Итак, шаляпинский музей принципиально нетрадиционен. Перенос акцентов с жизни художника на её художественность, с быта тела на бытие духа – заставил переосмыслить самое понятие «музей», переосмыслить его роль и смысл, да и возможности… И напомнил, что в корне музея уже неслышная уху – Муза и музыка, а не мертвенная гербаризация прошлого… Музей вполне способен показать Прошлое действующим лицом Современности, закравшимся и в будущее…

Все пять авторов музея Ф.Шаляпина остро чувствуют новизну музейной ситуации, когда создание истинно современной экспозиции невозможно уже без активной постановочной работы художников-дизайнеров… Здесь уже бесполезна и даже вредна привычная фигура оформителя стендов, сколачивателя картинных рамок и обрамителя витрин… Недостаточно здесь и простого интерпретатора, толкователя фактов и растолковывателя событий, исследователя документов.

Нынче остро нужны музеям (если они искренно жаждут занять достойное место в сложнейшей системе зрелищных искусств и реально влиять на становление и жизнь человеческого духа, а не плестись в хвосте современной культурной ситуации) подлинно художественные лидеры, способные, перевоплотившись в чужую жизнь, понятую как своеобразный жанр, как некое целостное произведение искусства, войти с ней в эстетконтакт – и пересотворить её на языке другого искусства, совсем особенного – музейного…

Традиционный музей – аналитичен, он раскладывает художественный мир, человеческую жизнь – на экспонаты, вещи, факты… И здесь, при создании такого музея, ключевая фигура – фактолог, текстолог, учёный. Он, старый музей, – пассивен и статичен и, в сущности, мало нуждается в зрителе, ибо зритель в его структуре – не предусмотрен… Музей замкнут и самодостаточен…

Музей же Ф.Шаляпина – как он исполнен – принципиально синтетичен. Он воссоединяет разрозненные факты жизни в целостный образ Музы, синтезирует события быта в житие Духа, воссоздаёт не материальные приметы жизни певца, а душевный строй художника, становление его Дара, обретение Голоса… И здесь уже исследователь-знаток не обойдется без соавторства дизайнера, творящего напряженные мизансцены пространств, в которых перезванивают или конфликтуют метафоры различных сторон бесконечно разнообразной, «бездной» художнической души… Пространства, где особыми аккордами разыграны дарообразующие мотивы – у Шаляпина, например, балаган, Дом, круг общения…

Такой музей – принципиально нуждается в соавторстве зрителя, чрез него проходит и без него немыслим, не состоится – как бы ни играли экспозиции экспонатами… Иначе в музее не будет главного – образа, который встречным усилием навстречу авторам должен воссоздать в своём воображении равноправный соавтор музейного зрелища – зритель…

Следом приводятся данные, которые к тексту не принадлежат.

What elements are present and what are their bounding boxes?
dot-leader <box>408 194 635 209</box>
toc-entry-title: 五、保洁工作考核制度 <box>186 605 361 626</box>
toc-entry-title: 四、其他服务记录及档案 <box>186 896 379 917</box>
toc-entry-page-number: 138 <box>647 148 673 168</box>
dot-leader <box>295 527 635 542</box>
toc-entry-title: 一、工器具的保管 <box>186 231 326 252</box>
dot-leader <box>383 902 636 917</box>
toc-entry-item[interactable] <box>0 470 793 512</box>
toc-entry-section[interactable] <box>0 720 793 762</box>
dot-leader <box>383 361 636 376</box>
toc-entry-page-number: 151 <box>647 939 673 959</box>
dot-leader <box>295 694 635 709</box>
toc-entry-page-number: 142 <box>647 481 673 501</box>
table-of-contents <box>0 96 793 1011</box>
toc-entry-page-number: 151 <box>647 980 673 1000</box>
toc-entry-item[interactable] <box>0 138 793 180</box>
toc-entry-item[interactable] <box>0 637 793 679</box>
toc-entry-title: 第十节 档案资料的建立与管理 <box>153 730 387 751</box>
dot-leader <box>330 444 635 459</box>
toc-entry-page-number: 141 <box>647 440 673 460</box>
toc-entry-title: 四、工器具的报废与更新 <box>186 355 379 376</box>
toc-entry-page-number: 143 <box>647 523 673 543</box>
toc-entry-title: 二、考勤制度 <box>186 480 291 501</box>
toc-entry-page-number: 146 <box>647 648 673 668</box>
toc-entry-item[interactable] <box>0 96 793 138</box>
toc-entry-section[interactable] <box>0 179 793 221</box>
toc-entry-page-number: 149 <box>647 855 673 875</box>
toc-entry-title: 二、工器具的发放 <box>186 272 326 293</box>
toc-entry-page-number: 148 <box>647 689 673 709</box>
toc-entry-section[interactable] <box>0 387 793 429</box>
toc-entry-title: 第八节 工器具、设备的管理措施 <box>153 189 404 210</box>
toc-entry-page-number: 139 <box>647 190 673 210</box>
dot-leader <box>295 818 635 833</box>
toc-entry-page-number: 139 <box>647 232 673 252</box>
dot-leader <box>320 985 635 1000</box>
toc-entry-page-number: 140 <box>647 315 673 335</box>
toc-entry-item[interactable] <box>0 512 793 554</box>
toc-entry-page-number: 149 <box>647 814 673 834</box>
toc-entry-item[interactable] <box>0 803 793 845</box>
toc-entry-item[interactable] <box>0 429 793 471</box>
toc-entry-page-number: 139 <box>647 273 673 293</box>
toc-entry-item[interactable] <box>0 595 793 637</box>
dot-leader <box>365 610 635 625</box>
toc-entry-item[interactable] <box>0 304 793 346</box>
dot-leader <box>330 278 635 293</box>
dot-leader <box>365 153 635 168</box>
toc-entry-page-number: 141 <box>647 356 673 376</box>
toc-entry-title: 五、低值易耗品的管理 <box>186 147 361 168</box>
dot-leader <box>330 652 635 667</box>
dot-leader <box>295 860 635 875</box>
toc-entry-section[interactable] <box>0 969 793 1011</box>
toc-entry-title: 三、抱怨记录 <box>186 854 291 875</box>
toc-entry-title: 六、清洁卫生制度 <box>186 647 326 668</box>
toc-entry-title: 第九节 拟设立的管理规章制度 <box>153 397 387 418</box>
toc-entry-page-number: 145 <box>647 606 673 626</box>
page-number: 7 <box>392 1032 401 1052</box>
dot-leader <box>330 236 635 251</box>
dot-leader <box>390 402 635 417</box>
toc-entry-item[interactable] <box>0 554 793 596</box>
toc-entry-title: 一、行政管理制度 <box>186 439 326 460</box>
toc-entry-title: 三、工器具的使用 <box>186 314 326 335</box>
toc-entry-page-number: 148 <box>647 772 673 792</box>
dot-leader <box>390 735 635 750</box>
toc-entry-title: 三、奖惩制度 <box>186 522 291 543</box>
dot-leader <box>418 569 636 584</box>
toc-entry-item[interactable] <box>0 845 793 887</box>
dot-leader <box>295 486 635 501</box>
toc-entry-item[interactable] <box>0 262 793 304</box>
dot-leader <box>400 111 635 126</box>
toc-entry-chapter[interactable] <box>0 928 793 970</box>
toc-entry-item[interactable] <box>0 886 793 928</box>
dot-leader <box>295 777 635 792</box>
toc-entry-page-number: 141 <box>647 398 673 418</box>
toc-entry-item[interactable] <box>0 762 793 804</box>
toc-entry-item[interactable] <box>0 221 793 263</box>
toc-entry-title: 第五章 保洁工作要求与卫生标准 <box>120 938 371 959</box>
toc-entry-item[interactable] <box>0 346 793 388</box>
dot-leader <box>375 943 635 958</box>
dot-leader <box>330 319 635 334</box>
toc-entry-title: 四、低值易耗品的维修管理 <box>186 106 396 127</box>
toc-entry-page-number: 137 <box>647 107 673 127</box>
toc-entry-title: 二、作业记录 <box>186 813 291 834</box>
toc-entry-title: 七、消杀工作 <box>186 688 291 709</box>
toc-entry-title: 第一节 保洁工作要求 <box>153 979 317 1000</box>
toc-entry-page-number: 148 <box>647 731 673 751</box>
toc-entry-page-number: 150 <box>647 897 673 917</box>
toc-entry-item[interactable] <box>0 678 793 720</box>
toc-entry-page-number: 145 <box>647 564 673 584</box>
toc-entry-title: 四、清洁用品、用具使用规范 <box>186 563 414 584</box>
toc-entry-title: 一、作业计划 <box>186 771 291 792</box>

Принципиально новая установка ваятелей шаляпинского музея выводит их создание за пределы просто очередной музейной точки – в фантазию и душу современника… Не секрет, что раскрепощение людей, их художественное становление случаются сегодня почти совсем вне музейных стен, без сопряженья с насыщенным и тщательно отобранным (но не отработанным!) миром прошлого. Едва только зашевелилась нынче лишь выставочная жизнь, давно уже, вопреки корневому своему звучанию не выставленная в наши души, а отставленная на периферию потребностей.

Музей же и вовсе отгорожен от горожан замкнутым пространством вещи в себе и непроходимым рвом, рвущим современность на прошлое, равнодушное настоящему… Законсервирован в своей гордой, презрительной консервативности. Какие страсти, к примеру, бушуют сегодня в общественном сознании вокруг поэтических прозрений и трагических пророчеств Ф.Достоевского, – и как тих и благостен его замузеенный мир, не проницаемый даже для высокой злобы дня… Это значит, что душа его пребывает в нас, в наших мыслях и спорах, а в музее – лишь хранилище покинутых им комнат и брошенных вещей. Но почему бы именно «Достоевскому» музею не стать центром кипения страстей, столкновения идей, навеянных им, и столпотворения людей, жаждущих разобраться…

Музей Фёдора Шаляпина, рождённый совместным поиском учёных и дизайнеров, решает одну из самых болевых социально-художественных проблем наших дней и наших условий – проблему контакта. Он прокладывает путь к зрителю сам, не дожидаясь случайных прохожих и неслучайно пришедших… Этот музей темпераментно распахнут настежь, в жизнь города, подобно самому актёру, яростно заряженному на контакт, открытому людям, даже дразнящему его своей загадочностью…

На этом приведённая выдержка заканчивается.